Am Ballermann für Tanktouristen
Die Grenzen sind offen, die Übergänge fließend. Entlang des Flüsschens Sauer, der Grenze zwischen Deutschland und Luxemburg, weiß der Autofahrer trotzdem immer, auf welcher Landesseite er sich befindet. Auf der deutschen gibt’s keine Tankstellen, auf der luxemburgischen dafür umso mehr. Deutlicher als die Schilder mit dem Landesnamen im EU-Sternenkranz bestätigt im deutsch-luxemburgischen Grenzgebiet die Anwesenheit von Benzin-Preistafeln den Grenzübertritt.

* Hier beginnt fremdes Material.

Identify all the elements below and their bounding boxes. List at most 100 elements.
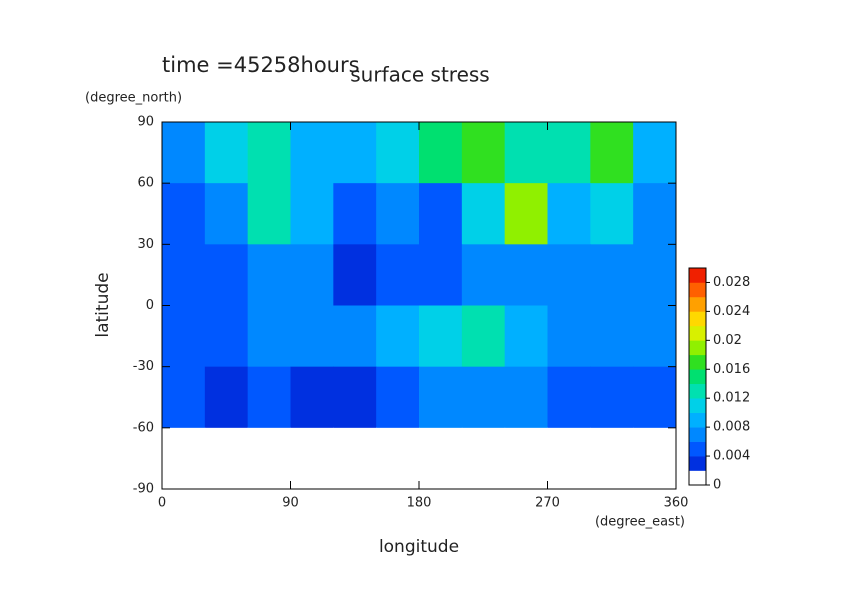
colorbar-band <box>689 354 706 370</box>
field-cell <box>547 366 591 429</box>
field-cell <box>504 183 548 245</box>
field-cell <box>247 366 291 429</box>
field-cell <box>162 183 206 245</box>
x-tick-label: 90 <box>282 496 299 511</box>
field-cell <box>333 427 377 490</box>
field-cell <box>204 244 249 306</box>
field-cell <box>547 305 591 368</box>
field-cell <box>162 305 206 368</box>
colorbar-tick-label: 0.02 <box>713 333 742 348</box>
y-unit: (degree_north) <box>85 91 182 106</box>
colorbar-band <box>689 325 706 341</box>
field-cell <box>247 183 291 245</box>
colorbar-band <box>689 470 706 486</box>
field-cell <box>633 244 677 306</box>
y-tick-label: 0 <box>146 298 154 313</box>
field-cell <box>247 244 291 306</box>
field-cell <box>461 244 506 306</box>
field-cell <box>461 427 506 490</box>
field-cell <box>504 122 548 184</box>
field-cell <box>461 305 506 368</box>
field-cell <box>419 183 463 245</box>
field-cell <box>547 427 591 490</box>
colorbar-tick-label: 0.016 <box>713 362 750 377</box>
field-cell <box>547 244 591 306</box>
annotation: time =45258hours <box>162 53 360 77</box>
field-cell <box>376 427 420 490</box>
y-tick-label: 60 <box>137 176 154 191</box>
colorbar-band <box>689 383 706 399</box>
field-cell <box>461 122 506 184</box>
x-axis-label: longitude <box>379 537 459 557</box>
y-tick-label: -60 <box>133 420 154 435</box>
field-cell <box>376 244 420 306</box>
field-cell <box>376 305 420 368</box>
field-cell <box>162 366 206 429</box>
field-cell <box>247 122 291 184</box>
colorbar-band <box>689 369 706 385</box>
field-cell <box>204 183 249 245</box>
field-cell <box>633 305 677 368</box>
y-tick-label: 90 <box>137 115 154 130</box>
colorbar-band <box>689 398 706 413</box>
field-cell <box>504 244 548 306</box>
x-unit: (degree_east) <box>595 515 685 530</box>
colorbar-frame <box>688 267 707 486</box>
field-cell <box>547 183 591 245</box>
field <box>162 122 677 490</box>
colorbar-band <box>689 340 706 356</box>
field-cell <box>461 183 506 245</box>
field-cell <box>204 366 249 429</box>
field-cell <box>590 427 634 490</box>
field-cell <box>290 122 334 184</box>
field-cell <box>419 122 463 184</box>
field-cell <box>590 244 634 306</box>
field-cell <box>633 122 677 184</box>
field-cell <box>333 244 377 306</box>
colorbar-band <box>689 311 706 327</box>
field-cell <box>504 305 548 368</box>
colorbar-band <box>689 441 706 457</box>
y-tick-label: -30 <box>133 359 154 374</box>
field-cell <box>290 427 334 490</box>
field-cell <box>590 122 634 184</box>
x-tick-label: 0 <box>158 496 166 511</box>
colorbar-tick-label: 0.008 <box>713 420 750 435</box>
x-tick-label: 180 <box>407 496 432 511</box>
field-cell <box>376 183 420 245</box>
field-cell <box>504 427 548 490</box>
colorbar-tick-label: 0.012 <box>713 391 750 406</box>
field-cell <box>376 366 420 429</box>
field-cell <box>162 427 206 490</box>
field-cell <box>204 305 249 368</box>
field-cell <box>204 427 249 490</box>
field-cell <box>461 366 506 429</box>
field-cell <box>290 183 334 245</box>
field-cell <box>419 244 463 306</box>
colorbar-tick-label: 0.028 <box>713 275 750 290</box>
colorbar-band <box>689 268 706 283</box>
field-cell <box>247 305 291 368</box>
field-cell <box>290 244 334 306</box>
colorbar-tick-label: 0.004 <box>713 449 750 464</box>
colorbar-band <box>689 296 706 312</box>
y-axis-label: latitude <box>93 272 113 337</box>
colorbar-band <box>689 412 706 428</box>
field-cell <box>504 366 548 429</box>
field-cell <box>633 427 677 490</box>
field-cell <box>590 183 634 245</box>
field-cell <box>162 244 206 306</box>
colorbar-tick-label: 0 <box>713 478 721 493</box>
field-cell <box>547 122 591 184</box>
field-cell <box>419 305 463 368</box>
field-cell <box>590 305 634 368</box>
field-cell <box>204 122 249 184</box>
field-cell <box>290 305 334 368</box>
colorbar-tick-label: 0.024 <box>713 304 750 319</box>
field-cell <box>333 183 377 245</box>
field-cell <box>419 366 463 429</box>
field-cell <box>333 305 377 368</box>
x-tick-label: 270 <box>535 496 560 511</box>
field-cell <box>247 427 291 490</box>
field-cell <box>162 122 206 184</box>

Die Sauer fließt aus der Eifel nach Süden und mündet in Wasserbillig, einem Stadtteil von Mertert, in die Mosel. Auf der Bundesstraße 419, die den Fluss am deutschen Ufer begleitet, ist über eine lange Zeit keine einzige Tankstelle zu sehen. Endlich signalisiert ein Hinweisschild ein Ende der Durststrecke: ein deutsches Verkehrsschild, Tanksäulensymbol, mit Abbiegepfeil. Am anderen Ufer gibt’s Benzin, direkt hinter der Brücke. Willkommen in Wasserbillig, Luxemburg. Auch wenn der Name des gegenüberliegenden deutschen Oberbillig noch verheißungsvollere Preisofferten suggeriert – nach Wasserbillig strömen die Autofahrer aus Trier und Umgebung in Massen. Es ist das Mallorca der Tanktouristen, der Ballermann für Benzinschluckende.
Hier ist eine Tankstellenmeile entstanden, eine der größten Europas. Am Rande einer Straße mit breitem Mittelstreifen fürs bequeme Wenden haben sich zehn Tankstellen nebeneinander angesiedelt. Die Branchengrößen Aral, Esso, Total, Texaco sind ebenso vertreten wie Kuwait Petroleum International (Q8) sowie Anbieter, die Luxoil oder Wolter’s Discount Tankstelle heißen, aber keineswegs wie Kleinkrämer auftreten – allein Luxoil lockt mit 18 Säulen. Wie der Shell-Pächter betreibt auch Wolter’s hier gleich zwei Stationen. Und wirbt vollmundig: „Der weiteste Weg lohnt sich!“
Die Meile ist das liebste Reiseziel in der Region Trier. Sie liegt nahe, einfach auf der anderen Seite der Mosel. Für die vielen Deutschen, deren Autokennzeichen das Straßenbild prägen, sind die luxemburgischen Benzinpreise Anlass, sich in Bewegung zu setzen. Normal, Super, Diesel – rund 20 Cent ist der Liter Kraftstoff in Luxemburg billiger. Dieser Preisunterschied, Resultat einer niedrigeren Mineralölsteuer, verändert im Grenzgebiet allerhand: das Straßenbild, die Verkehrsströme, das Steueraufkommen, den Arbeitsmarkt. Selbst ihre Lebensgewohnheiten haben die Deutschen dem Benzinpreisgefälle angepasst. In der Mittagspause schnell rüber zum Tanken fahren, den Sonntagsausflug über Luxemburg planen – „das machen hier alle so“, sagt eine junge Erzieherin aus Trier, die gerade ihren Golf betankt.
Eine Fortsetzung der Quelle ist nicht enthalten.